Our prohibitively expensive “middle-man” system is fundamentally flawed. Health insurance companies must be reduced to specialty firms serving those who want special coverage and can afford it. A transition from our bloated, profit-driven health insurance system to a dispassionate non-profit one will be wrenching, but the need is so great that we simply must do it and do it with great urgency.

When we do it, the two huge problems we have are solved. No more uninsured! And if you already are insured, no more getting screwed regularly by your insurance company! Suddenly everyone is insured, and everyone who is insured is properly insured. No disqualifications for being sick. No bankruptcies for being really sick. No spending hours and days and weeks fighting arbitrary insurance toadies for what is rightfully yours. Ask anyone on Medicare.

The margin of efficiency of Medicare over private insurance is so substantial that the costs for all Americans would drop significantly with a single-payer, universal health care federal system. Businesses of all sizes will benefit from such a system. The health and productivity of the entire American population will improve.

To deny ourselves these benefits based on a political or financial ideology is self destructive for our country. Healthcare is a major problem for us, and it is going to get worse until it’s fixed. The free-market, free enterprise principles that are so successful in many kinds of businesses simply have no place in health care. A healthy population is a huge national asset; adequate health care is an individual right. Our current system is robbing us of both of these.


(This is a re-write of a letter I sent to one of my Senators. Please feel free -
if you agree - to use any part or all of it to mail something to the politicians who represent you. You can bet the health insurance lobbyists are talking to them. B$G time!)

Sunday, July 08, 2007

Another Shot at Ethanol

Food and Fuel Should Not be in Competition

OK, you know where I stand. Corn is not a very good feedstock for making ethanol. There is still a net negative energy exchange in manufacturing ethanol from Corn. Sugar cane and sugar beets are a lot better and they have a net positive energy balance. Look it up. And, weirdly, the whole grow-convert-use corn ethanol cycle is as bad for the environment as gasoline use.

But the worst thing in the corn/ethanol equation is that corn is an important food.
It's in hundreds of things we eat. Whole food chains are dependent on corn. The meat industry, including chickens, requires a lot of corn. Not only beef cattle, but dairy cows need corn.

Corn being diverted to our new passion for ethanol (said passion involving a federal subsidy) is already raising food costs all over. Check out this rant.

And it's worse than just higher prices in our supermarkets.
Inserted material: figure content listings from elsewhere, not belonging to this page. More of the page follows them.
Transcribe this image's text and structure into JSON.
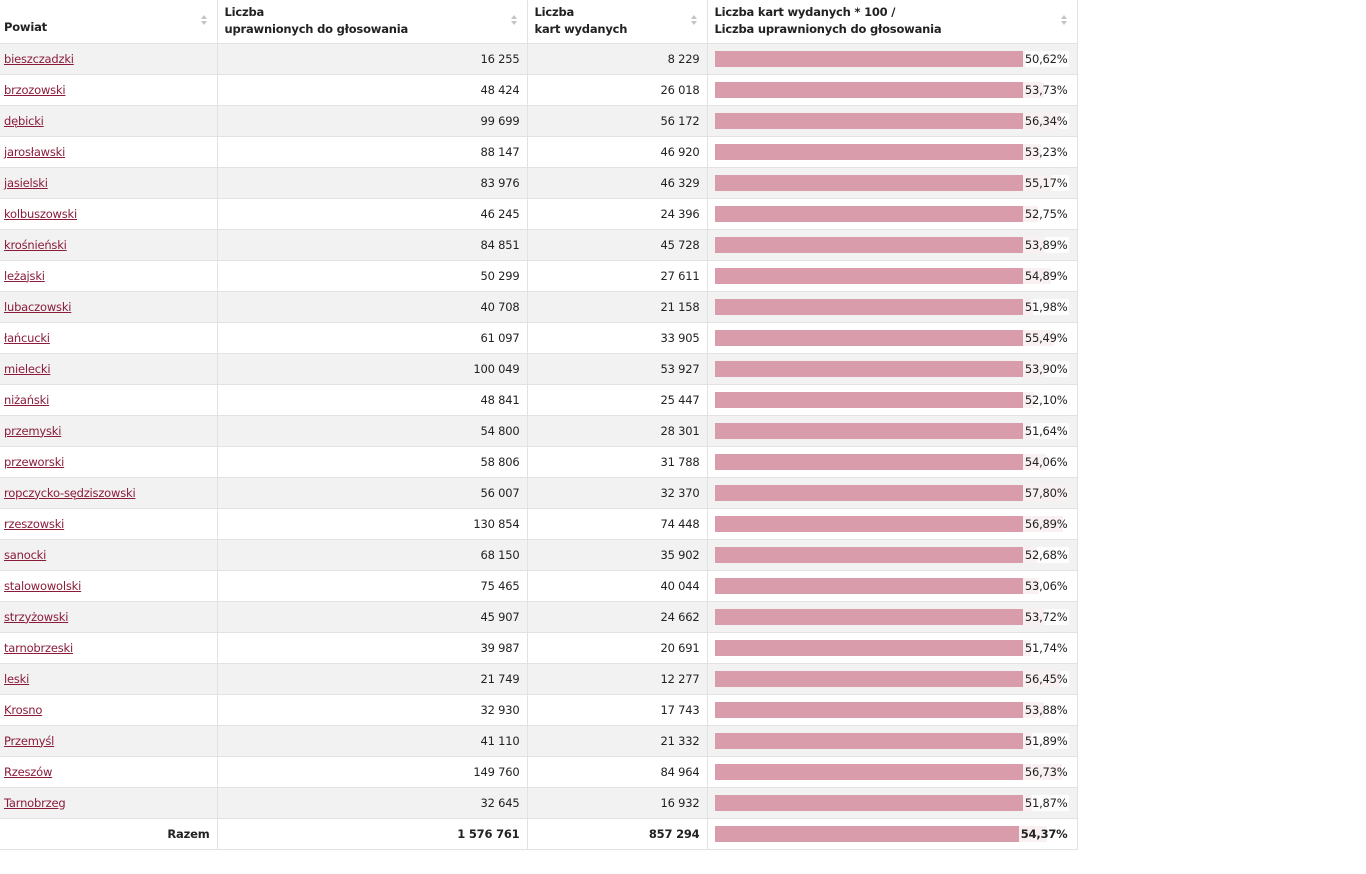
{
  "headers": {
    "col1": "Powiat",
    "col2_line1": "Liczba",
    "col2_line2": "uprawnionych do głosowania",
    "col3_line1": "Liczba",
    "col3_line2": "kart wydanych",
    "col4_line1": "Liczba kart wydanych * 100 /",
    "col4_line2": "Liczba uprawnionych do głosowania"
  },
  "colors": {
    "link": "#8a1c3a",
    "bar": "#d89caa",
    "row_alt": "#f2f2f2"
  },
  "bar_scale_max_pct": 57.8,
  "rows": [
    {
      "name": "bieszczadzki",
      "eligible": "16 255",
      "issued": "8 229",
      "pct": "50,62%",
      "pct_value": 50.62
    },
    {
      "name": "brzozowski",
      "eligible": "48 424",
      "issued": "26 018",
      "pct": "53,73%",
      "pct_value": 53.73
    },
    {
      "name": "dębicki",
      "eligible": "99 699",
      "issued": "56 172",
      "pct": "56,34%",
      "pct_value": 56.34
    },
    {
      "name": "jarosławski",
      "eligible": "88 147",
      "issued": "46 920",
      "pct": "53,23%",
      "pct_value": 53.23
    },
    {
      "name": "jasielski",
      "eligible": "83 976",
      "issued": "46 329",
      "pct": "55,17%",
      "pct_value": 55.17
    },
    {
      "name": "kolbuszowski",
      "eligible": "46 245",
      "issued": "24 396",
      "pct": "52,75%",
      "pct_value": 52.75
    },
    {
      "name": "krośnieński",
      "eligible": "84 851",
      "issued": "45 728",
      "pct": "53,89%",
      "pct_value": 53.89
    },
    {
      "name": "leżajski",
      "eligible": "50 299",
      "issued": "27 611",
      "pct": "54,89%",
      "pct_value": 54.89
    },
    {
      "name": "lubaczowski",
      "eligible": "40 708",
      "issued": "21 158",
      "pct": "51,98%",
      "pct_value": 51.98
    },
    {
      "name": "łańcucki",
      "eligible": "61 097",
      "issued": "33 905",
      "pct": "55,49%",
      "pct_value": 55.49
    },
    {
      "name": "mielecki",
      "eligible": "100 049",
      "issued": "53 927",
      "pct": "53,90%",
      "pct_value": 53.9
    },
    {
      "name": "niżański",
      "eligible": "48 841",
      "issued": "25 447",
      "pct": "52,10%",
      "pct_value": 52.1
    },
    {
      "name": "przemyski",
      "eligible": "54 800",
      "issued": "28 301",
      "pct": "51,64%",
      "pct_value": 51.64
    },
    {
      "name": "przeworski",
      "eligible": "58 806",
      "issued": "31 788",
      "pct": "54,06%",
      "pct_value": 54.06
    },
    {
      "name": "ropczycko-sędziszowski",
      "eligible": "56 007",
      "issued": "32 370",
      "pct": "57,80%",
      "pct_value": 57.8
    },
    {
      "name": "rzeszowski",
      "eligible": "130 854",
      "issued": "74 448",
      "pct": "56,89%",
      "pct_value": 56.89
    },
    {
      "name": "sanocki",
      "eligible": "68 150",
      "issued": "35 902",
      "pct": "52,68%",
      "pct_value": 52.68
    },
    {
      "name": "stalowowolski",
      "eligible": "75 465",
      "issued": "40 044",
      "pct": "53,06%",
      "pct_value": 53.06
    },
    {
      "name": "strzyżowski",
      "eligible": "45 907",
      "issued": "24 662",
      "pct": "53,72%",
      "pct_value": 53.72
    },
    {
      "name": "tarnobrzeski",
      "eligible": "39 987",
      "issued": "20 691",
      "pct": "51,74%",
      "pct_value": 51.74
    },
    {
      "name": "leski",
      "eligible": "21 749",
      "issued": "12 277",
      "pct": "56,45%",
      "pct_value": 56.45
    },
    {
      "name": "Krosno",
      "eligible": "32 930",
      "issued": "17 743",
      "pct": "53,88%",
      "pct_value": 53.88
    },
    {
      "name": "Przemyśl",
      "eligible": "41 110",
      "issued": "21 332",
      "pct": "51,89%",
      "pct_value": 51.89
    },
    {
      "name": "Rzeszów",
      "eligible": "149 760",
      "issued": "84 964",
      "pct": "56,73%",
      "pct_value": 56.73
    },
    {
      "name": "Tarnobrzeg",
      "eligible": "32 645",
      "issued": "16 932",
      "pct": "51,87%",
      "pct_value": 51.87
    }
  ],
  "total": {
    "label": "Razem",
    "eligible": "1 576 761",
    "issued": "857 294",
    "pct": "54,37%",
    "pct_value": 54.37
  }
}
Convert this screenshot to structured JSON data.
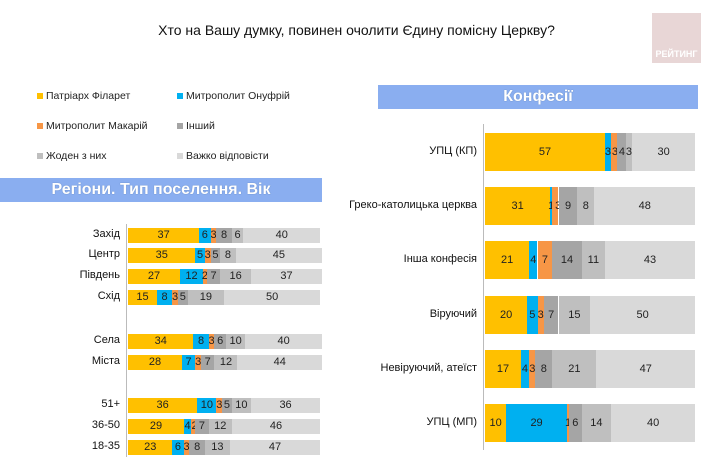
{
  "title": "Хто на Вашу думку, повинен очолити Єдину помісну Церкву?",
  "logo_text": "РЕЙТИНГ",
  "legend": [
    {
      "label": "Патріарх Філарет",
      "color": "#FFC000"
    },
    {
      "label": "Митрополит Онуфрій",
      "color": "#00B0F0"
    },
    {
      "label": "Митрополит Макарій",
      "color": "#F79646"
    },
    {
      "label": "Інший",
      "color": "#A5A5A5"
    },
    {
      "label": "Жоден з них",
      "color": "#BFBFBF"
    },
    {
      "label": "Важко відповісти",
      "color": "#D9D9D9"
    }
  ],
  "left_banner": "Регіони. Тип поселення. Вік",
  "right_banner": "Конфесії",
  "chart_data": [
    {
      "type": "bar",
      "stacked": true,
      "orientation": "horizontal",
      "title": "Регіони. Тип поселення. Вік",
      "series_names": [
        "Патріарх Філарет",
        "Митрополит Онуфрій",
        "Митрополит Макарій",
        "Інший",
        "Жоден з них",
        "Важко відповісти"
      ],
      "categories": [
        "Захід",
        "Центр",
        "Південь",
        "Схід",
        "Села",
        "Міста",
        "51+",
        "36-50",
        "18-35"
      ],
      "values": [
        [
          37,
          6,
          3,
          8,
          6,
          40
        ],
        [
          35,
          5,
          3,
          5,
          8,
          45
        ],
        [
          27,
          12,
          2,
          7,
          16,
          37
        ],
        [
          15,
          8,
          3,
          5,
          19,
          50
        ],
        [
          34,
          8,
          3,
          6,
          10,
          40
        ],
        [
          28,
          7,
          3,
          7,
          12,
          44
        ],
        [
          36,
          10,
          3,
          5,
          10,
          36
        ],
        [
          29,
          4,
          2,
          7,
          12,
          46
        ],
        [
          23,
          6,
          3,
          8,
          13,
          47
        ]
      ]
    },
    {
      "type": "bar",
      "stacked": true,
      "orientation": "horizontal",
      "title": "Конфесії",
      "series_names": [
        "Патріарх Філарет",
        "Митрополит Онуфрій",
        "Митрополит Макарій",
        "Інший",
        "Жоден з них",
        "Важко відповісти"
      ],
      "categories": [
        "УПЦ (КП)",
        "Греко-католицька церква",
        "Інша конфесія",
        "Віруючий",
        "Невіруючий, атеїст",
        "УПЦ (МП)"
      ],
      "values": [
        [
          57,
          3,
          3,
          4,
          3,
          30
        ],
        [
          31,
          1,
          3,
          9,
          8,
          48
        ],
        [
          21,
          4,
          7,
          14,
          11,
          43
        ],
        [
          20,
          5,
          3,
          7,
          15,
          50
        ],
        [
          17,
          4,
          3,
          8,
          21,
          47
        ],
        [
          10,
          29,
          1,
          6,
          14,
          40
        ]
      ]
    }
  ]
}
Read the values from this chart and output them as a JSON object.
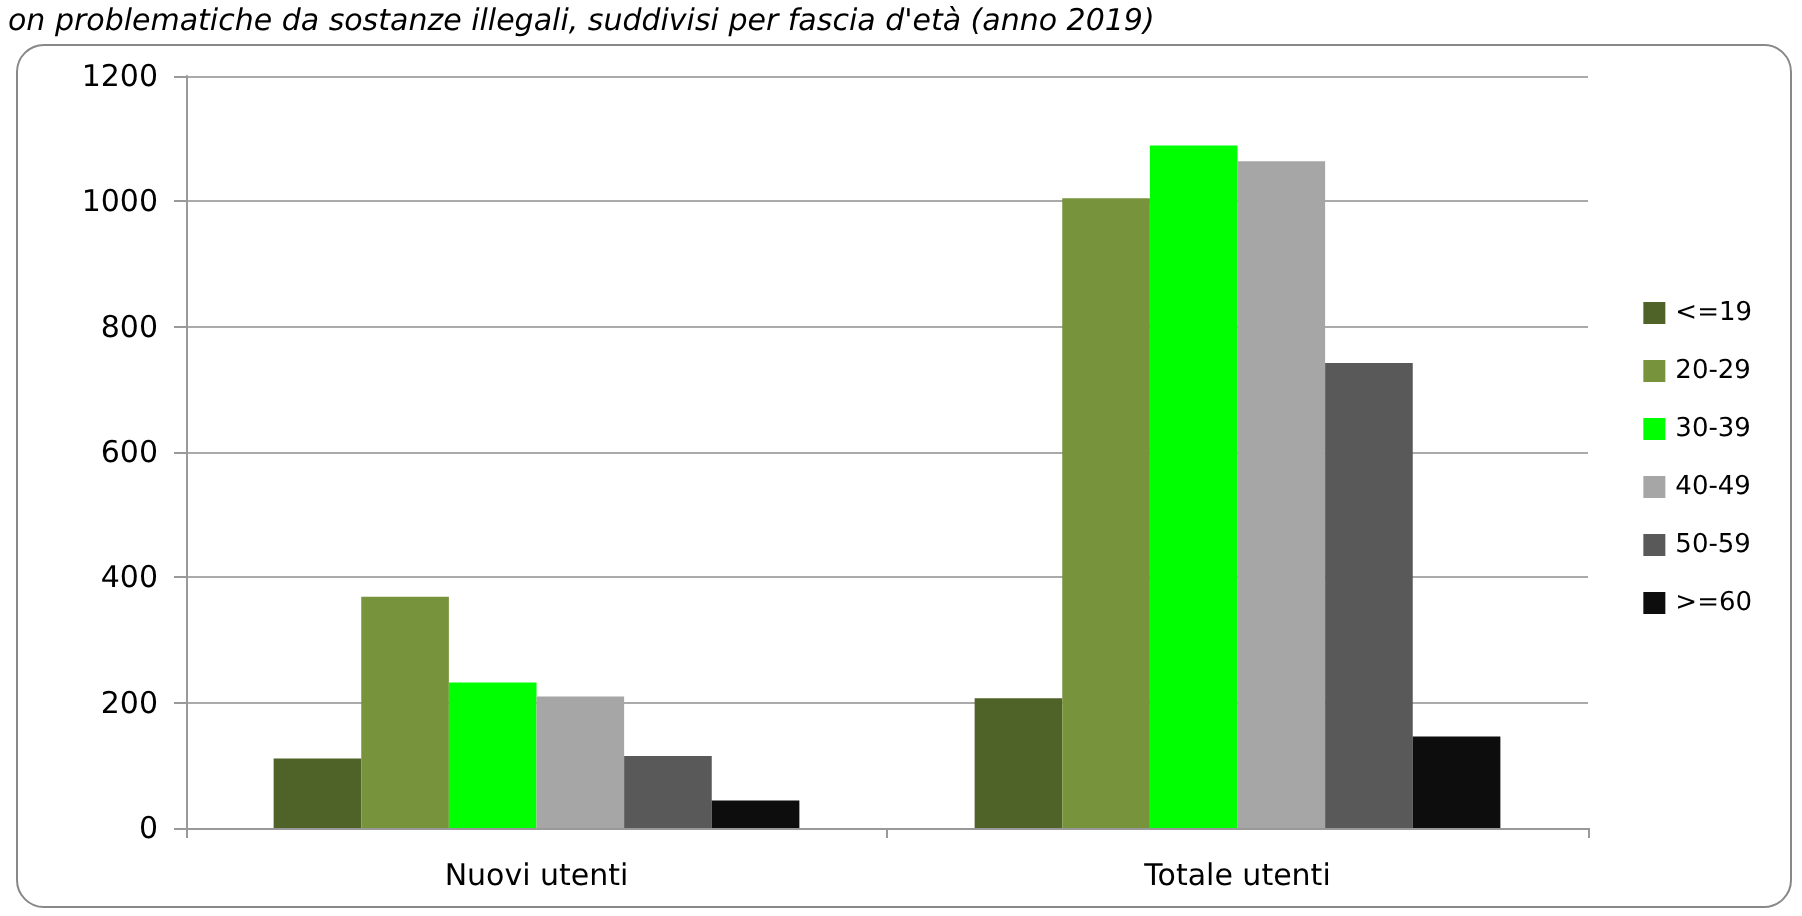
{
  "chart_data": {
    "type": "bar",
    "title": "on problematiche da sostanze illegali, suddivisi per fascia d'età (anno 2019)",
    "categories": [
      "Nuovi utenti",
      "Totale utenti"
    ],
    "series": [
      {
        "name": "<=19",
        "color": "#4f6228",
        "values": [
          111,
          207
        ]
      },
      {
        "name": "20-29",
        "color": "#77933c",
        "values": [
          369,
          1005
        ]
      },
      {
        "name": "30-39",
        "color": "#00ff00",
        "values": [
          232,
          1089
        ]
      },
      {
        "name": "40-49",
        "color": "#a6a6a6",
        "values": [
          210,
          1064
        ]
      },
      {
        "name": "50-59",
        "color": "#595959",
        "values": [
          115,
          742
        ]
      },
      {
        "name": ">=60",
        "color": "#0d0d0d",
        "values": [
          44,
          146
        ]
      }
    ],
    "ylim": [
      0,
      1200
    ],
    "yticks": [
      0,
      200,
      400,
      600,
      800,
      1000,
      1200
    ],
    "grid": "y",
    "legend": "right"
  }
}
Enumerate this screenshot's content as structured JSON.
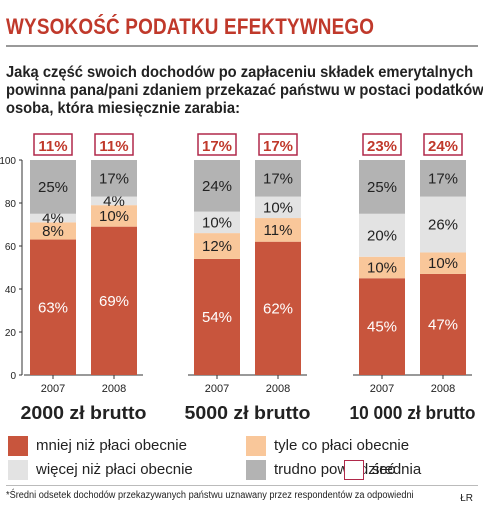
{
  "title": "WYSOKOŚĆ PODATKU EFEKTYWNEGO",
  "question": [
    "Jaką część swoich dochodów po zapłaceniu składek emerytalnych",
    "powinna pana/pani zdaniem przekazać państwu w postaci podatków",
    "osoba, która miesięcznie zarabia:"
  ],
  "footnote": "*Średni odsetek dochodów przekazywanych państwu uznawany przez respondentów za odpowiedni",
  "credit": "ŁR",
  "colors": {
    "less": "#c8553d",
    "same": "#f9c79a",
    "more": "#e3e3e3",
    "hard": "#b3b3b3",
    "average_border": "#b0294a"
  },
  "legend": [
    {
      "key": "less",
      "label": "mniej niż płaci obecnie"
    },
    {
      "key": "same",
      "label": "tyle co płaci obecnie"
    },
    {
      "key": "more",
      "label": "więcej niż płaci obecnie"
    },
    {
      "key": "hard",
      "label": "trudno powiedzieć"
    },
    {
      "key": "average",
      "label": "średnia"
    }
  ],
  "chart_data": {
    "type": "bar",
    "stacked": true,
    "ylim": [
      0,
      100
    ],
    "yticks": [
      "0",
      "20",
      "40",
      "60",
      "80",
      "100"
    ],
    "groups": [
      {
        "label": "2000 zł brutto",
        "bars": [
          {
            "year": "2007",
            "average": "11%",
            "values": {
              "less": 63,
              "same": 8,
              "more": 4,
              "hard": 25
            },
            "labels": {
              "less": "63%",
              "same": "8%",
              "more": "4%",
              "hard": "25%"
            }
          },
          {
            "year": "2008",
            "average": "11%",
            "values": {
              "less": 69,
              "same": 10,
              "more": 4,
              "hard": 17
            },
            "labels": {
              "less": "69%",
              "same": "10%",
              "more": "4%",
              "hard": "17%"
            }
          }
        ]
      },
      {
        "label": "5000 zł brutto",
        "bars": [
          {
            "year": "2007",
            "average": "17%",
            "values": {
              "less": 54,
              "same": 12,
              "more": 10,
              "hard": 24
            },
            "labels": {
              "less": "54%",
              "same": "12%",
              "more": "10%",
              "hard": "24%"
            }
          },
          {
            "year": "2008",
            "average": "17%",
            "values": {
              "less": 62,
              "same": 11,
              "more": 10,
              "hard": 17
            },
            "labels": {
              "less": "62%",
              "same": "11%",
              "more": "10%",
              "hard": "17%"
            }
          }
        ]
      },
      {
        "label": "10 000 zł brutto",
        "bars": [
          {
            "year": "2007",
            "average": "23%",
            "values": {
              "less": 45,
              "same": 10,
              "more": 20,
              "hard": 25
            },
            "labels": {
              "less": "45%",
              "same": "10%",
              "more": "20%",
              "hard": "25%"
            }
          },
          {
            "year": "2008",
            "average": "24%",
            "values": {
              "less": 47,
              "same": 10,
              "more": 26,
              "hard": 17
            },
            "labels": {
              "less": "47%",
              "same": "10%",
              "more": "26%",
              "hard": "17%"
            }
          }
        ]
      }
    ]
  }
}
It will likely mean starvation for those on the low end of the money pole.

By our corn-centric approach to ethanol, we even gave the U.N. and Fidel Castro some anti-American talking points. Boy, we needed that!

Encourage your state and federal government representatives to put the research money into biofuels made from stuff we don't eat. We heard W mention switchgrass, but there are other, currently unused feedstocks - corn stalks is my fav - plus wood chips, forest thinning debris, etc. All we need is the new chemistry to convert this waste into fuel; easier said than done, so it needs lots of research money. Say, why not take some of those humongous subsidies going to the oil, gas and coal industries and repurpose it for biofuel research? There I go, making obvious suggestions again.

Since those subsidies to the hydrocarbon gang would be so much money, send a slice of it to advanced geothermal, wave energy, wind and solar research while you're at it.